Although UMG conceded that “storage on computers involves making a copy of the underlying data,” it argued that “nothing in the ordinary definition of “storage” encompasses” the automatic processes undertaken to facilitate public access to useruploaded videos. Facilitation of access, UMG argued, goes beyond “storage.” UMG also contended that these automatic processes are not undertaken “at the direction of the user.”

The court held that the phrase “by reason of the storage at the direction of the user” is broader causal language than UMG contended, “clearly meant to cover more than mere electronic storage lockers.” UMG contended that the court should thus read §512(c)’s “by reason of storage” to mean that infringement must be proximately caused by the storage, rather than caused by the access that the storage facilitates.
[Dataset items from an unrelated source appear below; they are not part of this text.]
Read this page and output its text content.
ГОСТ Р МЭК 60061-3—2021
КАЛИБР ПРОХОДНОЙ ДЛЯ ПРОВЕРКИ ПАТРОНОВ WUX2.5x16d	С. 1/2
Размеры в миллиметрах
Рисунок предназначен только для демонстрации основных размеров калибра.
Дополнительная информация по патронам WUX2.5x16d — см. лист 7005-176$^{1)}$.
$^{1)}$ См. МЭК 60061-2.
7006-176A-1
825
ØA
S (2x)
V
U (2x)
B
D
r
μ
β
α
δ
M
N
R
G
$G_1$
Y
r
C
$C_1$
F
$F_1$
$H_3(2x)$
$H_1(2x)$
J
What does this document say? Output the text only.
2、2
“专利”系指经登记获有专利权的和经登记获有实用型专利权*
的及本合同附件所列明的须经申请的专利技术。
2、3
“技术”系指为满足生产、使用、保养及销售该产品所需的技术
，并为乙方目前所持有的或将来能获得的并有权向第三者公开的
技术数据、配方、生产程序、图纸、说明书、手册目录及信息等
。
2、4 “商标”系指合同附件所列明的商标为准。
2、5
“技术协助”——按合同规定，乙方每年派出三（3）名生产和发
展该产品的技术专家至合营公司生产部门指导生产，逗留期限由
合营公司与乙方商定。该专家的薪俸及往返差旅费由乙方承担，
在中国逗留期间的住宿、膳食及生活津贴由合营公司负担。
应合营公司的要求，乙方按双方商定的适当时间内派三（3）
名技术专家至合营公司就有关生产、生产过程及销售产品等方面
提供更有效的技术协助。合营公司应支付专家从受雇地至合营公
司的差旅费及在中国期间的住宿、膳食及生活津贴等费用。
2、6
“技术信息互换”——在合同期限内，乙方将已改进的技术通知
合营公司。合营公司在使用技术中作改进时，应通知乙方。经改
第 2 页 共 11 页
But it is not clear how copyright holders could even discover infringing materials on service providers’ sites to notify them as the protocol dictates if §512(c) did not contemplate that there would be access to the materials. The reason one has a website is so that others may view it. If the web host only stored information for a single user, it would be more aptly described as an online back-up service.

Veoh did not actively participate in or supervise file uploading, “nor did it preview or select the files before the upload is completed.” Rather, this “automated process” for making files accessible “is initiated entirely at the volition of Veoh’s users”. The court held that Veoh’s general knowledge that it hosted copyrightable material and that its services could be used for infringement is insufficient to constitute a red flag. The court has concluded that Veoh met all the §512(c) requirements.